Victor Kruglov

Age is the greatest risk factor for many chronic diseases, including Alzheimer’s Disease (AD), and is characterized by chronic, low-grade inflammation termed “inflammaging”. Macrophages, an innate immune cell, are activated by the age-related accumulation of damage-associated molecular patterns (DAMPs), including amyloid-beta, cholesterol, and necrotic cell debris. This stimulates the NLRP3 inflammasome and caspase-1 leading to increased inflammatory cytokines. Nlrp3-deficient mice have reduced age-related inflammation and inhibiting the inflammasome activation reduces AD-pathology.

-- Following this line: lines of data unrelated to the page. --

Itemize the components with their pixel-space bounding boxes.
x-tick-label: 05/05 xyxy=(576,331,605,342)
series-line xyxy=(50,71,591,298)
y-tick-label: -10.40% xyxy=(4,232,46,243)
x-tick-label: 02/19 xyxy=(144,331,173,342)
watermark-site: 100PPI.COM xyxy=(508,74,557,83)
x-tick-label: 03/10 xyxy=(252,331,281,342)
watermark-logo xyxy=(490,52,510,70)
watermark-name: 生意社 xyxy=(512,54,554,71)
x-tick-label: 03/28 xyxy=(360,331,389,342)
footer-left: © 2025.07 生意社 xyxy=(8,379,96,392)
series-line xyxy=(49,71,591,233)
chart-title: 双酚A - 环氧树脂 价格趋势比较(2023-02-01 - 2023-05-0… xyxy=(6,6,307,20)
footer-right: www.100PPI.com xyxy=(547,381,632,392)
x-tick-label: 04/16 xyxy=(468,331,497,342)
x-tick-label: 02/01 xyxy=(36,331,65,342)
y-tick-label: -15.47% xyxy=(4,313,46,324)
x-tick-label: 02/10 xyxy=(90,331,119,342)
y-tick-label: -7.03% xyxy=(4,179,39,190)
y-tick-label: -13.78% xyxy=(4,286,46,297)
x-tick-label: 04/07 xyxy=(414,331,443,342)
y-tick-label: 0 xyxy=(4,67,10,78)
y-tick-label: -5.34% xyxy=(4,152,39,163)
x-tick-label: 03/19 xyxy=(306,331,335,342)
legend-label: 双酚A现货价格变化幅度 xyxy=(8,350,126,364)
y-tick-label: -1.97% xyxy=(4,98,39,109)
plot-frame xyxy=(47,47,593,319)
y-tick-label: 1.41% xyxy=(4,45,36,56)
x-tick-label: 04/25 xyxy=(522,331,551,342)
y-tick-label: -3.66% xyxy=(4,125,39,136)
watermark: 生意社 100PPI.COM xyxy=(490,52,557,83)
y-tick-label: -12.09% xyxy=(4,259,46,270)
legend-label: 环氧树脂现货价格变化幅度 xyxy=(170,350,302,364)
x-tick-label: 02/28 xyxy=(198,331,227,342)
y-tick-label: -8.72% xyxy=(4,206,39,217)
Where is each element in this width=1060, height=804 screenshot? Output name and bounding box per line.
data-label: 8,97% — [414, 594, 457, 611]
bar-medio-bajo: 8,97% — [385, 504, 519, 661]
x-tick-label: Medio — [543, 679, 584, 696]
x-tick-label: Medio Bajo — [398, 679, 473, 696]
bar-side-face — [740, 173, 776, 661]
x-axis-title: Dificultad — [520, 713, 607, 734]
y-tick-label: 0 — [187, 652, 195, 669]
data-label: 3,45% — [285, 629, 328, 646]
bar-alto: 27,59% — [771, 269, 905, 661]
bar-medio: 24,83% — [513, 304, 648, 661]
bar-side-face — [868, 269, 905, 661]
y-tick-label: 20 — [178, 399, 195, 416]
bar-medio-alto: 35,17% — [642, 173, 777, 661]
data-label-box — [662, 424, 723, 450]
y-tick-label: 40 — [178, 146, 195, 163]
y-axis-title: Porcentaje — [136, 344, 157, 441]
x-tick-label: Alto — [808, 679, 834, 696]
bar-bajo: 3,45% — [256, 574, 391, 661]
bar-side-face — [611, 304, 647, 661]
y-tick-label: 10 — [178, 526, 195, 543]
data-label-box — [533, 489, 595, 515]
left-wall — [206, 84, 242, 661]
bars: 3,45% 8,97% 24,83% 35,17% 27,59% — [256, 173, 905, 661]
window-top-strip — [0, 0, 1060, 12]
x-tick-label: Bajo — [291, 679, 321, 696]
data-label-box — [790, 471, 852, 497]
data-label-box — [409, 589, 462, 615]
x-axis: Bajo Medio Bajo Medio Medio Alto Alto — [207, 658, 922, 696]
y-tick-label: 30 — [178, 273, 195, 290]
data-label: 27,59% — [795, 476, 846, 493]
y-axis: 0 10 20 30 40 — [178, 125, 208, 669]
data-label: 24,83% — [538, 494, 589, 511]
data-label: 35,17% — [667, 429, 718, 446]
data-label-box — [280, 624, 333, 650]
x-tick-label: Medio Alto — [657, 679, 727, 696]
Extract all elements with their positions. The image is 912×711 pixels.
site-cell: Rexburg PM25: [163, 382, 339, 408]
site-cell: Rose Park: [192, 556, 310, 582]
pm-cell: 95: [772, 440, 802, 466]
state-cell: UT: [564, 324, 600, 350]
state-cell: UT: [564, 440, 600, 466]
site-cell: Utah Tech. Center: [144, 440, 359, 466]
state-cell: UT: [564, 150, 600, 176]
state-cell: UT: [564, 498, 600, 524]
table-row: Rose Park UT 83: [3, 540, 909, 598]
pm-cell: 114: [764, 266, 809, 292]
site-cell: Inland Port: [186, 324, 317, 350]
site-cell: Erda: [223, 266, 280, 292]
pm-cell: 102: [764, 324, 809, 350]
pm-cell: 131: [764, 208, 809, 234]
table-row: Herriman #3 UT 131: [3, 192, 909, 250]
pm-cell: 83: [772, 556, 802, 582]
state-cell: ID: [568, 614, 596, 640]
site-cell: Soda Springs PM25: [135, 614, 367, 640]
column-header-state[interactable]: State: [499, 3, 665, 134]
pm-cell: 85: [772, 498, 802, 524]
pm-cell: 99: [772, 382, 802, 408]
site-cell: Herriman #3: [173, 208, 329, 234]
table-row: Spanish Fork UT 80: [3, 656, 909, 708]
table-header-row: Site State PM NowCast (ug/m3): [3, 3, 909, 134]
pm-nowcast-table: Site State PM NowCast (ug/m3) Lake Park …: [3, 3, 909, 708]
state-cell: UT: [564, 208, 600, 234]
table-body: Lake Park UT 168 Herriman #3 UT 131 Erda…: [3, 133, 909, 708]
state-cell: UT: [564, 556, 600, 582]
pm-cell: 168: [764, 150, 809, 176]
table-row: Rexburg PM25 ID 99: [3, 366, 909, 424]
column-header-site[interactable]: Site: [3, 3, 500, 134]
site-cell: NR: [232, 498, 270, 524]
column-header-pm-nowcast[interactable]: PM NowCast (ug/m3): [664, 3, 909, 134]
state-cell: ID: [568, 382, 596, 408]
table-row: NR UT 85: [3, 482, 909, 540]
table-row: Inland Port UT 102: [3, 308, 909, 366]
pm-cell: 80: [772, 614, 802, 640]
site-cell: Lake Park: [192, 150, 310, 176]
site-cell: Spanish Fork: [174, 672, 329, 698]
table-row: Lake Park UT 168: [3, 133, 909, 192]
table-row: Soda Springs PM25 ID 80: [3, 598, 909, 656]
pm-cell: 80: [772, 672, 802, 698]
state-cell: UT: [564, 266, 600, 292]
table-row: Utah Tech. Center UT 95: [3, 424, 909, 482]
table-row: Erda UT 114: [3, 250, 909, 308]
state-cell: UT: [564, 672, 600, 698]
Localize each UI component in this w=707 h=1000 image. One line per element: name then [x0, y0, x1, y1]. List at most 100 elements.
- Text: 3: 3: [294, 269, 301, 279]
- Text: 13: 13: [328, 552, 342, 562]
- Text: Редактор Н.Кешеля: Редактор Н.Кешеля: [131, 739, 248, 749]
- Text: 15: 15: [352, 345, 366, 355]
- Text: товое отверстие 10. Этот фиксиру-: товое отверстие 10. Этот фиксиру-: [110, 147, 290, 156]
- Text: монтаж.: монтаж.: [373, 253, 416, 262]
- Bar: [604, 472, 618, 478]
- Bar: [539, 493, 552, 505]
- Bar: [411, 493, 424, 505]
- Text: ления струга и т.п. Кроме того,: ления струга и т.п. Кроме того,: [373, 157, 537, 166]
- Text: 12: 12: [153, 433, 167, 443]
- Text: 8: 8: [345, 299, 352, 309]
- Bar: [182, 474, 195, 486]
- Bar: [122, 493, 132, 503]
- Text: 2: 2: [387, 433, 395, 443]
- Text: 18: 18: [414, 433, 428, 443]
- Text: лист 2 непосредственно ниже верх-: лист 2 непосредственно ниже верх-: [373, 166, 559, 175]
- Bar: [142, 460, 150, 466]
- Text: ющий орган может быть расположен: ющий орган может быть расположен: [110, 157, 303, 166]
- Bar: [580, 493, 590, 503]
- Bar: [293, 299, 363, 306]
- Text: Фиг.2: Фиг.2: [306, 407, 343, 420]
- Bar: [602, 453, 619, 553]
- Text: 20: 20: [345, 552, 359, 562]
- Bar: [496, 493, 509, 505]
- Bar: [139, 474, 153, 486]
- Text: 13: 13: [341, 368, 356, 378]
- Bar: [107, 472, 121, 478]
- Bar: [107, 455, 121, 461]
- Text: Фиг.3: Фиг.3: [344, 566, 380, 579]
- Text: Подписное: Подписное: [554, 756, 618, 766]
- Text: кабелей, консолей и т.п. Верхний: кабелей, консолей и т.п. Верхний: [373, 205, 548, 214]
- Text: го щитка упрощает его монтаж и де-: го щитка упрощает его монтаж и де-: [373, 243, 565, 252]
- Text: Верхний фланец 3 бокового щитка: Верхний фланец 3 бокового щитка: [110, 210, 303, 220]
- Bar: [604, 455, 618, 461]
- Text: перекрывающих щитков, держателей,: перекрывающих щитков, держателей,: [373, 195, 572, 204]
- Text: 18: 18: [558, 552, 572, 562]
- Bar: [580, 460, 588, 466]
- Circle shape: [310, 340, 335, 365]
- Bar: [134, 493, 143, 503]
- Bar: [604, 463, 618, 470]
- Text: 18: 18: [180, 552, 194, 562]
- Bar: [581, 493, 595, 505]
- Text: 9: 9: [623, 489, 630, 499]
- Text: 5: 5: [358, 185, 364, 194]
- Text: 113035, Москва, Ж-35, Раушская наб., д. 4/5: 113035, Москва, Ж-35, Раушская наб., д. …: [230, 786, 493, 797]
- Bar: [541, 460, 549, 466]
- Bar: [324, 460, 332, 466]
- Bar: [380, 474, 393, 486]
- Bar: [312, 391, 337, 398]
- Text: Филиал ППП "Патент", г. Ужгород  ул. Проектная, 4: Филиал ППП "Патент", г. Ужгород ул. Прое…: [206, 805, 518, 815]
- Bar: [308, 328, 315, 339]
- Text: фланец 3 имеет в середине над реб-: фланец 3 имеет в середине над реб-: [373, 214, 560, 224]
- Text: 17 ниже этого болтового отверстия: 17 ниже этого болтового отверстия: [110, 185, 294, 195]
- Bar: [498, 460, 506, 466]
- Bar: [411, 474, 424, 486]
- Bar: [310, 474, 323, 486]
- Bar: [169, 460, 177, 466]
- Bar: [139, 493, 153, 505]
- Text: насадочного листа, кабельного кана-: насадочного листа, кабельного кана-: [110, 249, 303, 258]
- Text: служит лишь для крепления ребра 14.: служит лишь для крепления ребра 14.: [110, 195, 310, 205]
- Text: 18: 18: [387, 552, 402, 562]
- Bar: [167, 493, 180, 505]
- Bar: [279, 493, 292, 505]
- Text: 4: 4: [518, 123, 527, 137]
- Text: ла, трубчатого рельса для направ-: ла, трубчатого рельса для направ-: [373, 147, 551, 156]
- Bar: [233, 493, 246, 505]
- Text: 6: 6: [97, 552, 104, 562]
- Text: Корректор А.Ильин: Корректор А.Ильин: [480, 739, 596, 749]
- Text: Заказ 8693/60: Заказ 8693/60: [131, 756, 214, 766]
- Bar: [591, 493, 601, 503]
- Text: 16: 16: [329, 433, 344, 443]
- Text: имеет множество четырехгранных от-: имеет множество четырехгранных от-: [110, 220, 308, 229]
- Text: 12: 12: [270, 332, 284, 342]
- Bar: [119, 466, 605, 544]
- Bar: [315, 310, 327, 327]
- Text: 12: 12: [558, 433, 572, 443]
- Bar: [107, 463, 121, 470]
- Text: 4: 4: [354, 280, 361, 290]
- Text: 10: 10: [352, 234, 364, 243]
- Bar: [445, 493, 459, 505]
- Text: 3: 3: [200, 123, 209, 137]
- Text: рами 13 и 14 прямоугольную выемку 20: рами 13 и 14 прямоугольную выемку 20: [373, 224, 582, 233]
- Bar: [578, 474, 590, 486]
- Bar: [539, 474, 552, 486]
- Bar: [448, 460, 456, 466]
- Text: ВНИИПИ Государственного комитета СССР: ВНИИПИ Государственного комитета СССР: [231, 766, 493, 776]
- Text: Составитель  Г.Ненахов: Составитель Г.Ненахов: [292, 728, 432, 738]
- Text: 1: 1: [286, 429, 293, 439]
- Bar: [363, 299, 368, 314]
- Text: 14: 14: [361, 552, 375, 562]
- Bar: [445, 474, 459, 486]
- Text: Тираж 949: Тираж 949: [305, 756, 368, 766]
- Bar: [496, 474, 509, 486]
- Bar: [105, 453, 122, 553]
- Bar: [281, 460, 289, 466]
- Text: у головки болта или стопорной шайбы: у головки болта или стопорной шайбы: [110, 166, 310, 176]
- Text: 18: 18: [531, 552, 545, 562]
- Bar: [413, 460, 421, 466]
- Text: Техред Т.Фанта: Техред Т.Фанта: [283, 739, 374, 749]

We have recently shown that increased Gdf3 expression in macrophages from old mice is reduced by Nlrp3-deficiency. Furthermore, Gdf3-/- macrophages have reduced levels of cytokine transcript and caspase-1 activation after inflammasome activation. However, it is unclear how GDF3 regulates the NLRP3 inflammasome activation during aging and AD. I hypothesize that Gdf3 and its receptors (activin receptor type I/II) are increased with the NLRP3 inflammasome activation. I will test this hypothesis by using quantitative PCR to determine the expression levels of Gdf3, and activin receptors in tissue that have been exposed to DAMPs. I found that GDF3 increased significantly in 7 out of 12 separate tissues with age. The receptors were differentially regulated across tissues. In vitro, macrophages had no changes in Gdf3 expression, with decreases in Acvr2b. In the future, macrophages will be stimulated with amyloid-beta to mimic their activation during AD. I will examine SMAD signaling and test for the role of GDF3 using GDF3-deficient mice. These experiments will better elucidate how GDF3 regulates NLRP3 inflammation to promote inflammaging leading to AD.